38Notre simple apport se résume donc à dresser le profil de l’évolution nantaise comme hypothèse de travail à vérifier ou à contredire, en n’oubliant pas qu’il s’agit d’une grande ville qui connaît un essor économique et démographique considérable au XVIIIe siècle lui permettant de doubler sa population en passant de 40 000 à 80 000 habitants, croissance généralisée préparée par une redéfinition de ses grands circuits commerciaux à partir du milieu du XVIIe siècle.
39Jusque vers 1660, la miserie nantaise a été confiée le plus souvent à un marchand nantais, plutôt d’envergure moyenne, nettement inférieure à la surface de ceux qui siégeaient comme échevins. Cela laisse supposer une mobilisation de l’épargne essentiellement locale. Une des questions intéressantes serait de savoir si les fluctuations sociales dans le recrutement des échevins ont eu un impact ou non sur le marché de la rente municipale. En d’autres termes, le placement dans la gestion des octrois n’est-il qu’un élément particulier du marché rentier global, intéressant structurellement beaucoup les vrais bourgeois rentiers et les officiers de toute catégorie ou relève-t-il, et dans quelle mesure, de la diversification des revenus des commerçants selon la logique des réseaux d’affaires puisque la trésorerie est naturellement confiée à un marchand ? Bien sûr, il ne faut pas confondre le miseur qui règle les dépenses municipales sur les ordonnances du bureau de ville et le fermier qui lève les octrois et effectue ensuite ses versements dans la caisse du miseur. Mais il convient tout de même de rappeler que le trésorier municipal est considéré comme le premier banquier de la ville puisqu’il est admis qu’il doit effectuer des avances dont il ne récupère les fonds que bien après sa sortie de charge. Entre les miseurs-prêteurs et les marchands-financiers, bien des flux d’argent pouvaient circuler. Reste toutefois l’obligation pour les grands marchands de consacrer en priorité leurs profits à l’autofinancement de leur maison de commerce, qu’ils travaillent en individuel ou en sociétés étroites.

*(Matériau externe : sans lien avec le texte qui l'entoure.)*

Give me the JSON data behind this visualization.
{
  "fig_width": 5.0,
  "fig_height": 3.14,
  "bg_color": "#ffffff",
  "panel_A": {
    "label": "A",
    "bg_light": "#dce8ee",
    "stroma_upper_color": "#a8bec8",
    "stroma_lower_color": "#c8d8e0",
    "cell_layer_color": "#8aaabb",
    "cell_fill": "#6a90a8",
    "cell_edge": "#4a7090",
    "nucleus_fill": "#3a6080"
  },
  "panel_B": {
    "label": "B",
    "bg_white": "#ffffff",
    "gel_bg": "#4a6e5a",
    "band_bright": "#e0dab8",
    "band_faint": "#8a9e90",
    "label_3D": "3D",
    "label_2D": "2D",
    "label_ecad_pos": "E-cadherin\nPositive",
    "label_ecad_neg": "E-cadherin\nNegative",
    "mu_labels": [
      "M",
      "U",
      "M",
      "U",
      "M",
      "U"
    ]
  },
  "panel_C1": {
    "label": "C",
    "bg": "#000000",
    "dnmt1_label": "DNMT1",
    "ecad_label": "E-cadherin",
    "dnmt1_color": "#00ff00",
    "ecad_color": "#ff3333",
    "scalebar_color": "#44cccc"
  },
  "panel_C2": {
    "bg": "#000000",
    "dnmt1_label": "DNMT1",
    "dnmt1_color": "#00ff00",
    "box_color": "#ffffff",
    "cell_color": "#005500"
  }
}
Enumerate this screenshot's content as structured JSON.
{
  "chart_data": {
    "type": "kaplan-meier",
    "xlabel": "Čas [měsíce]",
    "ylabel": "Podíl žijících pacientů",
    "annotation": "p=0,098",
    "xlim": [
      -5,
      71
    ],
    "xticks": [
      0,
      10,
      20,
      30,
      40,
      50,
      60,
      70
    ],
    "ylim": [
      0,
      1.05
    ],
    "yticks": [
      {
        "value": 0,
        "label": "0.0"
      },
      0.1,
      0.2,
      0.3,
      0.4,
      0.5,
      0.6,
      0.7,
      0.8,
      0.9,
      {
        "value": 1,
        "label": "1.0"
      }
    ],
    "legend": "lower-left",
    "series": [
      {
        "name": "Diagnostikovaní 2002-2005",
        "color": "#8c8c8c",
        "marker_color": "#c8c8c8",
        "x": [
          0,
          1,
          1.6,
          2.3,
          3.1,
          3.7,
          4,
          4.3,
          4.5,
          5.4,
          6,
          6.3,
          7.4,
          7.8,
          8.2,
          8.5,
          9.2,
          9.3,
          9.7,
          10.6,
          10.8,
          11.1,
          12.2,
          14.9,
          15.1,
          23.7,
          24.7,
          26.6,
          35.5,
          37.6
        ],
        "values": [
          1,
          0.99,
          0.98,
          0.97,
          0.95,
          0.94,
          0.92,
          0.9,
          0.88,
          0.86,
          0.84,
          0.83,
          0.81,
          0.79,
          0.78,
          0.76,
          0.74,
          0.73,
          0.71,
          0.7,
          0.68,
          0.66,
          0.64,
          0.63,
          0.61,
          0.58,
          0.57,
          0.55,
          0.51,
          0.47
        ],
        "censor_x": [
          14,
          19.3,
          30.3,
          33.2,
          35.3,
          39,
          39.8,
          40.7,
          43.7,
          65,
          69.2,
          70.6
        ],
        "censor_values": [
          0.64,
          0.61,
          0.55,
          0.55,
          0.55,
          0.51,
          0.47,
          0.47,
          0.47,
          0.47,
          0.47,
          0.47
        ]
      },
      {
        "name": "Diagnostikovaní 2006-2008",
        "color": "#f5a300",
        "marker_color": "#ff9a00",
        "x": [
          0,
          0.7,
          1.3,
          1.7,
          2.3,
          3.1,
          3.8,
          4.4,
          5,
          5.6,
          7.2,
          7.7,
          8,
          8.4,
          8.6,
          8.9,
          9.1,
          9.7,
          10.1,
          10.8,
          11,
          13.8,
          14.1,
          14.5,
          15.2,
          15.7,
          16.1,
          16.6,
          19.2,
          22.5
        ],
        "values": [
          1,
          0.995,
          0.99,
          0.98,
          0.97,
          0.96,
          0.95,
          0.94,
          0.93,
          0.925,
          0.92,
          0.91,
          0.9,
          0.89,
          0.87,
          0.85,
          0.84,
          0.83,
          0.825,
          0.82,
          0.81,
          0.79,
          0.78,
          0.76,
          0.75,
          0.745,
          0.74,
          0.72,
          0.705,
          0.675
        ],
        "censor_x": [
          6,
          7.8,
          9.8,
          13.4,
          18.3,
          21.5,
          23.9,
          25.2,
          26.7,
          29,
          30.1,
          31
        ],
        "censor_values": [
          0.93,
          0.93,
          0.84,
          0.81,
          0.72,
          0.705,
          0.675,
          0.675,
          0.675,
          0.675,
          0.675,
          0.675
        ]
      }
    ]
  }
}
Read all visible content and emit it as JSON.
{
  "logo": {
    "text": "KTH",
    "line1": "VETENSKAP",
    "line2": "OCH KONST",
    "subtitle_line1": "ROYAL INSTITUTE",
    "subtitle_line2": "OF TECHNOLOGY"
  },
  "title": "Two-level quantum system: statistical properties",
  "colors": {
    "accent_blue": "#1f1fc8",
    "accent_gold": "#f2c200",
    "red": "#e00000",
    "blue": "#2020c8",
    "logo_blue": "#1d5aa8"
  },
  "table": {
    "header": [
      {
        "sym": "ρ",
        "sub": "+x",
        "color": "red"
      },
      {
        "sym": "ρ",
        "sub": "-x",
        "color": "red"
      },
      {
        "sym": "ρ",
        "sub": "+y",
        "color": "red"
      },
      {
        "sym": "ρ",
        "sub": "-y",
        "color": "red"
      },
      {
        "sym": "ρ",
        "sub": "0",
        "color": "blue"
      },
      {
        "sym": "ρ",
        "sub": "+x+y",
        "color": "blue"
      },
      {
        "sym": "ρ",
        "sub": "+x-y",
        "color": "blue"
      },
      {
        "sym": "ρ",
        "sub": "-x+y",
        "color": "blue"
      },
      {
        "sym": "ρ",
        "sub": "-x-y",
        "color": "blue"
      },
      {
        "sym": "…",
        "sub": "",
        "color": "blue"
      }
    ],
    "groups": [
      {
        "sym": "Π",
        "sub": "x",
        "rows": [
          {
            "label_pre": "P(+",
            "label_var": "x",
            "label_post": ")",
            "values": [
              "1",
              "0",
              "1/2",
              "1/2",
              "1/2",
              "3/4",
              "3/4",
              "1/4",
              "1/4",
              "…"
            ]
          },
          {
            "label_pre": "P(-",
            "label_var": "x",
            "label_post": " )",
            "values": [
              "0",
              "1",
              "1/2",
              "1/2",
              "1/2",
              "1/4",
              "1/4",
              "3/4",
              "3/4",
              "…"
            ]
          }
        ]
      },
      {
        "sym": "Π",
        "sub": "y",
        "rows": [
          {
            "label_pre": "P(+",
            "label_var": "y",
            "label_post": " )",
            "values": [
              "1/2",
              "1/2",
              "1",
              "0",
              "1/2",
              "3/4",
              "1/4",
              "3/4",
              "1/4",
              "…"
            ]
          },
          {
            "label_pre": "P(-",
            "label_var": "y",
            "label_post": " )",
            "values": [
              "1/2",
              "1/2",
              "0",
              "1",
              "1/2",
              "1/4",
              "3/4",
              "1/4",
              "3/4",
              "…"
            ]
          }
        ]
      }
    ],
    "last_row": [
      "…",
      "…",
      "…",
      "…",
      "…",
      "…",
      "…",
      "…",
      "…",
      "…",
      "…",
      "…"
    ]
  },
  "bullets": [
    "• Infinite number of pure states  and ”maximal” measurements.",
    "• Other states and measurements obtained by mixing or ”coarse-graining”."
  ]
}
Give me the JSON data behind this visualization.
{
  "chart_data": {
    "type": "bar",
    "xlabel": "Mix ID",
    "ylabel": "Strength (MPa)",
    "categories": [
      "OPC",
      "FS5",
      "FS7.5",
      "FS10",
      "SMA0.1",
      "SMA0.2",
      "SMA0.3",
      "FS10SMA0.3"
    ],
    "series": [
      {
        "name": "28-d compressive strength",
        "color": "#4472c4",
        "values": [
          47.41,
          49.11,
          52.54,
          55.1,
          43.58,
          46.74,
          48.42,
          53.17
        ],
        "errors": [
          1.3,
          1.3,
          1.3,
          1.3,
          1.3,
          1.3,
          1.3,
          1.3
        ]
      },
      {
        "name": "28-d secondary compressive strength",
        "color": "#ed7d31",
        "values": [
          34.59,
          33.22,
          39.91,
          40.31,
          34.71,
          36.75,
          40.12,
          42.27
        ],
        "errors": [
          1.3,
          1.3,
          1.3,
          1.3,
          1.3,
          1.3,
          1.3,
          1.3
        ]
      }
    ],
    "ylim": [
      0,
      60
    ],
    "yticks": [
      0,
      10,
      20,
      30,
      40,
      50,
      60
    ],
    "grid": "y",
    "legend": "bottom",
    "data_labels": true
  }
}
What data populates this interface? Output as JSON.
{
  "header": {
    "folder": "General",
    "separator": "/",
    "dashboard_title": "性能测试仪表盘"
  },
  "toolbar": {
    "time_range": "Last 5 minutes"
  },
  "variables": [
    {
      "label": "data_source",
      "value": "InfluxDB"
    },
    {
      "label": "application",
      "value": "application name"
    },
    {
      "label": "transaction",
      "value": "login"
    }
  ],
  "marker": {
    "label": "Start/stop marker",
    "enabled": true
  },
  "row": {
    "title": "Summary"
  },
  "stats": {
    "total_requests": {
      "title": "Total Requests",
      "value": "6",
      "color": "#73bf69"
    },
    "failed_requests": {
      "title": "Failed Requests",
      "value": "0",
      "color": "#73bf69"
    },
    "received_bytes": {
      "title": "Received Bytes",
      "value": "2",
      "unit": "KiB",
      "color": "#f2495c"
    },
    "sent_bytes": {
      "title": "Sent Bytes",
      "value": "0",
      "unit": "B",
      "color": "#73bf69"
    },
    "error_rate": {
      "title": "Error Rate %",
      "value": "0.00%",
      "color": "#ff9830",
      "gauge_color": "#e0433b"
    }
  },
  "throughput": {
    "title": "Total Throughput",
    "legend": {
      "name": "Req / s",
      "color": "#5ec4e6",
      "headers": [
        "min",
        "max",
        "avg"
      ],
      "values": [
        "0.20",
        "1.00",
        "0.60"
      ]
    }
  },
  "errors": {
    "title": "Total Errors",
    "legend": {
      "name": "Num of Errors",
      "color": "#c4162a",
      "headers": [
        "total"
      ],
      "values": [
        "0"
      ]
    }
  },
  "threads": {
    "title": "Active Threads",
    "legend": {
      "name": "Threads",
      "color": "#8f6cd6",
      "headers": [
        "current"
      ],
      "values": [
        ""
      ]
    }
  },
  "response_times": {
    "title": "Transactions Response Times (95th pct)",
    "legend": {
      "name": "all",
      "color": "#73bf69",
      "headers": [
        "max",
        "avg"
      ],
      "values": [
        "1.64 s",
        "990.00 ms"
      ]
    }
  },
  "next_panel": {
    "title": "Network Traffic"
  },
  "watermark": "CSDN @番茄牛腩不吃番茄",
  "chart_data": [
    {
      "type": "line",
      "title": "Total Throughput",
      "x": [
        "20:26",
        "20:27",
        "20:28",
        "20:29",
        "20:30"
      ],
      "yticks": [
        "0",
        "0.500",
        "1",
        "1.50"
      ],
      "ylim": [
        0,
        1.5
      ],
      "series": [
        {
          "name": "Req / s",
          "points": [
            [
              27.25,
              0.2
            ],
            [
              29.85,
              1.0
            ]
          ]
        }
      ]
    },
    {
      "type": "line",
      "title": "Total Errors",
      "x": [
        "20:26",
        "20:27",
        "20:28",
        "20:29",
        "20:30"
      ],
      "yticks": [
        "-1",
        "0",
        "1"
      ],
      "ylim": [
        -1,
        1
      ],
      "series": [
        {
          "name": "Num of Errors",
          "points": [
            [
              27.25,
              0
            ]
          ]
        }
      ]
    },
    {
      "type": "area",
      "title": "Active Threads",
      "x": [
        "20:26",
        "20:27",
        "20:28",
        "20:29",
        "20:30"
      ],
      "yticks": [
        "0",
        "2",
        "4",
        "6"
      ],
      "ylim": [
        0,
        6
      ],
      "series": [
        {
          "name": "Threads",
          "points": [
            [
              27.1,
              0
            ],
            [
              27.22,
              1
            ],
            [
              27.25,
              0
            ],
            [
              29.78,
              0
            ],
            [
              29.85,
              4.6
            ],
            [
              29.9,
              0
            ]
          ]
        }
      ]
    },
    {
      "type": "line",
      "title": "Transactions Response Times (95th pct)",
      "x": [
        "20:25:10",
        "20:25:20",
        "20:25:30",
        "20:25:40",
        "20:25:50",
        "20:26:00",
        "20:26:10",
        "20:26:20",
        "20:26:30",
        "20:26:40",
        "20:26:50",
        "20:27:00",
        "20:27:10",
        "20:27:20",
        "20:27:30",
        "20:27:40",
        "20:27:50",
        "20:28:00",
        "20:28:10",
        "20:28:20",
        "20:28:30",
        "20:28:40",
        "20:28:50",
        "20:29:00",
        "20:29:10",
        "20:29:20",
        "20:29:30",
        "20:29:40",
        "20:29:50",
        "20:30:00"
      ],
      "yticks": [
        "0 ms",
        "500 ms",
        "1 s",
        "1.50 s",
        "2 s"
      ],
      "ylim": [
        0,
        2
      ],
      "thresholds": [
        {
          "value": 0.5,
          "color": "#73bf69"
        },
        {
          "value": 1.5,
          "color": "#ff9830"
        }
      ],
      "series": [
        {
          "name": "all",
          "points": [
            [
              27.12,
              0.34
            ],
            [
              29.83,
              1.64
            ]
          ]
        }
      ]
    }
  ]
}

40Le règne de Louis XIV apparaît à bien des égards comme une phase de transition faisant passer d’un marché rentier local à l’action de réseaux financiers d’ampleur régionale. Le signe de ce basculement en est l’arrivée à la miserie de Guillaume Paulus, secrétaire de Guillaume d’Harouys, trésorier des États de Bretagne nommé en 1657 avant d’être démis pour situation de faillite en 1687. Les dernières décennies du règne sont dominées par le réseau de Nicolas Ballet, dans lequel a débuté son neveu, un certain Gérard Mellier, avant d’acquérir un office de trésorier de France, d’être repéré et promu subdélégué de Nantes par l’intendant en 1710 et propulsé au poste de maire de la ville par l’effet d’un puissant patronage politique de 1720 jusqu’à son décès en 172940. Ensuite, les espoirs de gonflement des recettes par suite de l’envolée de la consommation nantaise font passer la miserie, dont la charge a été transformée en office vénal, dans les affaires de la Ferme générale41, ce qui indique l’insertion du système des octrois dans les grands réseaux financiers parisiens42.
La politique des dépenses
41Est-il possible de prétendre qualifier socialement la ventilation des dépenses municipales ? Cette question n’est pas purement formelle car une bonne partie de cette répartition a toujours échappé à la stricte volonté municipale, directement ou indirectement. D’autre part, l’époque moderne n’a pas d’homogénéité sur les trois siècles. Jusqu’à Louis XIV, il n’existait pas de contrôle a priori des finances municipales, les chambres des comptes n’effectuant que la vérification a posteriori de la régularité des opérations comptables dans la trésorerie43. Tout a changé lorsque Colbert a entrepris l’assainissement des finances municipales pour préserver l’outil financier indispensable à la monarchie pour le placement de ses rentes publiques. Dans une série d’arrêts du conseil, couronnée par l’édit général de 1683, un règlement a fixé la ventilation des dépenses ordinaires avec comme priorité affichée la préservation du service de la dette. Toutefois, l’importance des problèmes de la vie urbaine a rendu rapidement obsolète cet encadrement qui s’est trouvé de plus en plus marginalisé face à la montée de l’extraordinaire, ce qui imposa aux corps de ville d’entretenir de bonnes conditions de négociation avec l’intendance afin de pouvoir préserver autant que possible une capacité à définir financièrement une politique municipale originale.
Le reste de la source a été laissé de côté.